At the company’s fourth-quarter results announcement, chairman B Ramalinga Raju said Satyam has hired various firms to look for potential acquisition targets in IT services and business process outsourcing, although he could not give details on the timing of the deals. Satyam also plans to recruit some 4,000 people in the year to March 31, 2005.

Satyam said full-year earnings for the year ended March 31, 2004 grew 36% to $111.9m on revenue that grew 23% to $566.4m. At the end of the period, the company had grown its cash reserves to $86.7m up from $62.2m in 2003.

Nipuna is Satyam’s nascent BPO arm, which secured $20m in second-round funding in October 2003 from Olympus Capital Holdings Asia (Olympus Capital), and Intel Capital Corporation (Intel Capital), and the division has since grown to employ 530 people, and provide call center and helpdesk services to 10 clients. However the division is considerably smaller than Progeon and Wipro Spectramind, owned by key Indian rivals Infosys and Wipro.
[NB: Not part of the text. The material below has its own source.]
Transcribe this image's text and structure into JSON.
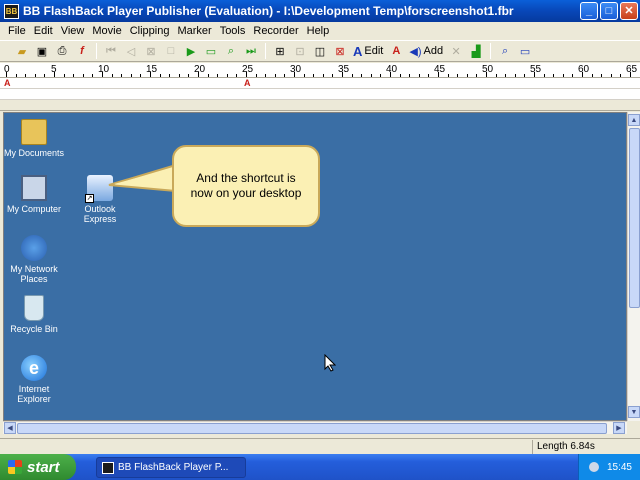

Indian offshore providers are now having to give serious consideration to their merger and acquisition activity. In a landmark shift in the market earlier this month, IBM Global Services made its first acquisition in India, when it paid a reported INR 7bn ($161m) for Daksh eServices, which employs 6,000 people in call center and back-office support services and ranks as the third largest BPO provider in the market. EDS and Tata Consultancy Services are thought to be bidding to acquire Phoenix Global Solutions, a Bangalore-based BPO subsidiary of the major US insurance firm Phoenix Companies Inc.

As a result, competition is going to become far more intense from Western IT services firms, and Indian providers are feeling under pressure to act quickly to keep pace. General Electric has put its 12,000-person GE Capital International Services BPO business up for sale, and US-based outsourced billing and call center giant Convergys Corp is thought to be in the bidding. Earlier this month, Global investment bank Citigroup Inc offered $126m to take control of call center outsourcer e-Serve International Ltd.